Leech and Artie Maddicks come to live at the Massachusetts Academy under the care of Emma Frost and Sean Cassidy. The school later goes bankrupt, forcing Emma and Sean to open the school to human students. To keep Artie and Leech from being isolated, Emma gives them image inducers that will disguise them as humans. Soon after, the school is exposed as a home for mutants, and Artie, Leech, and Penance are sent away to protect them.

At some point, Leech is captured by the revived Weapon X program and is used to keep imprisoned mutants under control. When the program is about to be discovered, those responsible attempt to erase all information surrounding it by killing the prisoners. Leech survives and is one of the estimated 198 mutants who retain their powers after M-Day.

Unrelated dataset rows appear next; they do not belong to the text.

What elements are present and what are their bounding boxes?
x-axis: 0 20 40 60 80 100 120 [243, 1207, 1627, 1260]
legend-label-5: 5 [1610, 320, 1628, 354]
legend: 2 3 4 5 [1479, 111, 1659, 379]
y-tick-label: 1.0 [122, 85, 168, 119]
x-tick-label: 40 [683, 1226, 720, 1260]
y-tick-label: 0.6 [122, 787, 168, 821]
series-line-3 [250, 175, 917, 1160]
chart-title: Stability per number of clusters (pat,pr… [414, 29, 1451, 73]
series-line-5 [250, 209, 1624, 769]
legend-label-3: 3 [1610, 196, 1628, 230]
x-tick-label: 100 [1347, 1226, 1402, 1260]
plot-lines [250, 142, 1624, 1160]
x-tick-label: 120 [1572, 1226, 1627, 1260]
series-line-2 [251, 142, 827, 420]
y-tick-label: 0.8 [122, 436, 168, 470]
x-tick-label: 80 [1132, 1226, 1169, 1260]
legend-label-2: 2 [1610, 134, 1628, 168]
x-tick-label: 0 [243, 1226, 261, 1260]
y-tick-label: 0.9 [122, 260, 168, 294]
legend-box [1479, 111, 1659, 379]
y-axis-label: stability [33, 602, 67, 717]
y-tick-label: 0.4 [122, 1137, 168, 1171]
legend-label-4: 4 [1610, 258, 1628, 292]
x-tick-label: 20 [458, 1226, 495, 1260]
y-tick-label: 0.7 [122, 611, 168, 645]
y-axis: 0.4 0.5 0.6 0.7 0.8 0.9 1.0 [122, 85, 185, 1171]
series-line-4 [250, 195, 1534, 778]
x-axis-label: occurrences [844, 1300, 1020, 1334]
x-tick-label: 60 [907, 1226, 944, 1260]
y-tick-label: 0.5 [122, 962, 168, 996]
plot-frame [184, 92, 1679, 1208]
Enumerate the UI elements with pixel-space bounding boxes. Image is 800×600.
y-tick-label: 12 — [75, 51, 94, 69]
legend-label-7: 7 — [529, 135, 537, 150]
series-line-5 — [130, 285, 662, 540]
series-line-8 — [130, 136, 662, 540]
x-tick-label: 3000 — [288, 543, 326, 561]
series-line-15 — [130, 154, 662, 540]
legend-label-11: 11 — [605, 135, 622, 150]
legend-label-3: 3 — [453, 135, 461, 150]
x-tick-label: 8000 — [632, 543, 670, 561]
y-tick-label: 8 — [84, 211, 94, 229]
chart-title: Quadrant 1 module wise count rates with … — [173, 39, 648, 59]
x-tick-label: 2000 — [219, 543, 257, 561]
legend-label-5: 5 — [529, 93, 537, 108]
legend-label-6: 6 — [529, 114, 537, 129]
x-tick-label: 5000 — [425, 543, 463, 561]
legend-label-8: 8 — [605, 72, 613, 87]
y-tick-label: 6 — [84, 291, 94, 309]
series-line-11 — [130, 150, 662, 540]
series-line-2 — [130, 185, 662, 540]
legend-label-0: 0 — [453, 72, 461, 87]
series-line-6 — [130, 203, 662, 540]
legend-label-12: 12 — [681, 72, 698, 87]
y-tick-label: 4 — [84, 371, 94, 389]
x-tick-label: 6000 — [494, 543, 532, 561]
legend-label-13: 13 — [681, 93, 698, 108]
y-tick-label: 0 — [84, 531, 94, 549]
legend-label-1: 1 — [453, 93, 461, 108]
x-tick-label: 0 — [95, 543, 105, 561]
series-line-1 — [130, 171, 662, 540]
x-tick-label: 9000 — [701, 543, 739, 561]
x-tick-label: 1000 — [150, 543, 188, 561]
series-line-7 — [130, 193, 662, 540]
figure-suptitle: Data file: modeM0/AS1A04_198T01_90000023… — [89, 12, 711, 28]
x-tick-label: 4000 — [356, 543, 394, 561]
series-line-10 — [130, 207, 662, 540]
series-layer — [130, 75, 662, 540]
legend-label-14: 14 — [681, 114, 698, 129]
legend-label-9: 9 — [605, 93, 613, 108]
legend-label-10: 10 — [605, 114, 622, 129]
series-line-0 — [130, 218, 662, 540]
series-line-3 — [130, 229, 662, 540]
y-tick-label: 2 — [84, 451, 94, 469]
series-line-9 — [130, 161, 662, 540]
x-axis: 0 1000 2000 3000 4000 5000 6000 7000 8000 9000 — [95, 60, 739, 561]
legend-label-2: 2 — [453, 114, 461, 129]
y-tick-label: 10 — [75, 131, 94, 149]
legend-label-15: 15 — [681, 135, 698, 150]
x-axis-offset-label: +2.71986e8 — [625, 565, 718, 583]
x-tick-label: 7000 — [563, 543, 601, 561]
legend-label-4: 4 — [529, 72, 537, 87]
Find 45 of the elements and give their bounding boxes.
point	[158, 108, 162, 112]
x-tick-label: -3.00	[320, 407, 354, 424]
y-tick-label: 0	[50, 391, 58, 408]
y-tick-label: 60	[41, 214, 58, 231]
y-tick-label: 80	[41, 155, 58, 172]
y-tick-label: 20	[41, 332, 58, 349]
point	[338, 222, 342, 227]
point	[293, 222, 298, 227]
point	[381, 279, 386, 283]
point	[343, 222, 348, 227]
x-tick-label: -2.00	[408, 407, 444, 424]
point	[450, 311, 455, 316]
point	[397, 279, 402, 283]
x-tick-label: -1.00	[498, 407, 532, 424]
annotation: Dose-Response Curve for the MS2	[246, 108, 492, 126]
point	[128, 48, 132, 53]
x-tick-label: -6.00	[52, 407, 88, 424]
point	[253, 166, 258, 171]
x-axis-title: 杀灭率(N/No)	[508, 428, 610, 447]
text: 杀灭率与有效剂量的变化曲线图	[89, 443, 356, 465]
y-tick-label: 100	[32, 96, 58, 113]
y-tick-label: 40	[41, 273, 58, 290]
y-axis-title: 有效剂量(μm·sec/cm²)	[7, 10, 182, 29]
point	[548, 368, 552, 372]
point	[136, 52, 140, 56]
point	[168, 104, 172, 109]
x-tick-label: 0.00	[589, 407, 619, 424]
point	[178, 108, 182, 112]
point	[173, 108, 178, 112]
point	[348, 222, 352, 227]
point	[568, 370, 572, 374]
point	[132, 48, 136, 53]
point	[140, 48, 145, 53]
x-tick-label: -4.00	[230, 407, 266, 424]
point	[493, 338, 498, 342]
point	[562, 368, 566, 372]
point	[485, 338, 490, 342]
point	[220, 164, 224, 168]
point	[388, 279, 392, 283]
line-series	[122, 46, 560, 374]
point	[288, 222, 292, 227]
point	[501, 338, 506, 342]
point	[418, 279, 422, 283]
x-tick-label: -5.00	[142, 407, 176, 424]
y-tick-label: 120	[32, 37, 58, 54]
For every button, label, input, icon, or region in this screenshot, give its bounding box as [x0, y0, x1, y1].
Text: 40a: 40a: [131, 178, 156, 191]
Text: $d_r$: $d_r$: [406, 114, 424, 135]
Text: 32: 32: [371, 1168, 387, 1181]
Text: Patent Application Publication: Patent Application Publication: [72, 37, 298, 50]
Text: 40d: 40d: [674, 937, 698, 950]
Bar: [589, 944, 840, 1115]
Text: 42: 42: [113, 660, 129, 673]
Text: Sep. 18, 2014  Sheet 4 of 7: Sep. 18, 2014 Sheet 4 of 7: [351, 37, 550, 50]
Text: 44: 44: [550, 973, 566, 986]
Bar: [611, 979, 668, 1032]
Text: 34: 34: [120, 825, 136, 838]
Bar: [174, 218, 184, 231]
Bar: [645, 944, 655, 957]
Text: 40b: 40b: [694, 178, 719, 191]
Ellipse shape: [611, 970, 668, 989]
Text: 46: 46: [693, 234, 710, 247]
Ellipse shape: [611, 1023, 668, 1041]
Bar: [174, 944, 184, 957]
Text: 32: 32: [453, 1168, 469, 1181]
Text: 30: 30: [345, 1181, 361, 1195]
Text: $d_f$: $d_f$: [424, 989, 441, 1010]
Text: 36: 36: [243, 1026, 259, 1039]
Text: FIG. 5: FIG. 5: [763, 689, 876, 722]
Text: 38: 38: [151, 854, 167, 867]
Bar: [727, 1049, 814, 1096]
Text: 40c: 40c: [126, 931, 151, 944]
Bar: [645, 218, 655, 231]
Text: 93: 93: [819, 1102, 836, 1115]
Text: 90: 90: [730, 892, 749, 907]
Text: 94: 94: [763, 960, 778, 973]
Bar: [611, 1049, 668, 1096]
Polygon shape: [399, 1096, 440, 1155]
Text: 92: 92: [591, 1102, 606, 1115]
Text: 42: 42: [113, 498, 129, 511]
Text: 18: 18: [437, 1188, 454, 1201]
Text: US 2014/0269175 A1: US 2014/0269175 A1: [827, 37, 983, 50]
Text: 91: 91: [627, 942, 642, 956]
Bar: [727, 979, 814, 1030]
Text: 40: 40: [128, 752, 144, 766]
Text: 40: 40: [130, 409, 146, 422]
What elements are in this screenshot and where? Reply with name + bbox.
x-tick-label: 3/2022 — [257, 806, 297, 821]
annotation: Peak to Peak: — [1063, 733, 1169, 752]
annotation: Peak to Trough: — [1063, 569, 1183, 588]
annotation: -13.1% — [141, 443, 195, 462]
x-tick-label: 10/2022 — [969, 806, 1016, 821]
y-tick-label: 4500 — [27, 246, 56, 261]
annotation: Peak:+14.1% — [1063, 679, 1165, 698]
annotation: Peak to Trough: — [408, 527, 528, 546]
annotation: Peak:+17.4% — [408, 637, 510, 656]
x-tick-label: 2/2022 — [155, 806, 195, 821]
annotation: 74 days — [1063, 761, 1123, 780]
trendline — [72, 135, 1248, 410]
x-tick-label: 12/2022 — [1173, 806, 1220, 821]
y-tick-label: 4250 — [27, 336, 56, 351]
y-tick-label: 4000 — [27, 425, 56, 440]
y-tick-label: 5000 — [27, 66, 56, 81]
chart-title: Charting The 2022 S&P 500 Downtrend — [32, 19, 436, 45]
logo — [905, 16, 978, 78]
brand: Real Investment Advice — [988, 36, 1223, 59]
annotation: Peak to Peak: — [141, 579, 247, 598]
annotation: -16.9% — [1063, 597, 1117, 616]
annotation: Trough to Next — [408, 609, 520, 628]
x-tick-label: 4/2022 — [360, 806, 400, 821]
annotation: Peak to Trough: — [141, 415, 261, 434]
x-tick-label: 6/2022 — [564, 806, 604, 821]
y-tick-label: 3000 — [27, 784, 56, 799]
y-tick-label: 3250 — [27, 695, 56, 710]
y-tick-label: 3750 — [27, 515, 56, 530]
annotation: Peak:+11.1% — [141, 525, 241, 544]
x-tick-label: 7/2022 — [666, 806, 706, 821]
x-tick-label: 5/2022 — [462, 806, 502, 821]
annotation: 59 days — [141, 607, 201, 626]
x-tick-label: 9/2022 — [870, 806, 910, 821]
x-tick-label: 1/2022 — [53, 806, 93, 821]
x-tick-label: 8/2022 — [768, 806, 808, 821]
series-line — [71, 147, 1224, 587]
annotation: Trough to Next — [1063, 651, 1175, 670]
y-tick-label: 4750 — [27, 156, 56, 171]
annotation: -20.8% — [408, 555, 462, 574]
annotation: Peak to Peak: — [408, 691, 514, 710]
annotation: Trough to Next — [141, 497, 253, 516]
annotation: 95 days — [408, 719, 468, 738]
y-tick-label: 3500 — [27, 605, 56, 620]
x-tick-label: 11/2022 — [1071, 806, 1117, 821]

When Nitro's destruction of Stamford, Connecticut causes the public to turn on superheroes at the start of the "Civil War" storyline, Domino, Shatterstar, and Caliban break out the 198 and take them to a bunker in the middle of the desert. They are sealed inside with nuclear weapons that are activated for self-detonation, but they are eventually freed from the bunker. Leech accompanies Caliban to the Morlock tunnels, where they are attacked by an extremist group of Morlocks led by Masque. Masque kidnaps Leech, but he is rescued by the X-Men and Skids.

Leech and Artie Maddicks are invited to Franklin Richards's birthday, and as a gift, Franklin invites them to live with the Fantastic Four. The two are enrolled in a special class with several Moloids and Alex Power of the Power Pack, among others. Leech later joins the Future Foundation.

==Powers and abilities==
Leech can dampen or completely suppress, for an undetermined amount of time, the powers and abilities of any superpowered beings within 50 feet of him. His dampening ability was initially involuntary and uncontrollable, but now appears to be under his conscious control.

==Reception==
In 2014, Entertainment Weekly ranked Leech and Artie Maddicks 23rd in their "Let's rank every X-Man ever" list.

==Other versions==
===Age of Apocalypse===
An alternate universe version of Leech from Earth-295 appears in Age of Apocalypse.

===Days of Future Past===
An alternate universe version of Leech from Earth-811 appears in Wolverine: Days of Future Past.

===Ultimate Marvel===
An alternate universe version of Leech from Earth-1610 appears in Ultimate X-Men.

===Ultimate Universe===
An alternate universe version of Leech from Earth-6160 appears in Ultimate Wolverine.

== In other media ==

Leech (right) as depicted in X-Men: The Last Stand.

===Television===
- Leech appears in X-Men: The Animated Series, voiced by Ron Rubin. This version possesses the additional ability of telekinesis.
  - Leech appears in X-Men '97, voiced by David Errigo Jr. In the episode "Remember It", he joins the Morlocks in moving to Genosha and is killed in the Sentinels' subsequent attack on the island.
- A character based on Leech named Dorian Leech appears in X-Men: Evolution, voiced by Danny McKinnon. He possesses a more humanoid appearance and the additional ability to disable machinery.

===Film===
Leech appears in X-Men: The Last Stand, portrayed by Cameron Bright. This version is Jimmy. He possesses a human appearance and was used by Worthington Labs to create a "mutant cure" before joining the Xavier Institute.

===Video games===
Leech appears in Marvel's Wolverine, voiced by Noga Wind.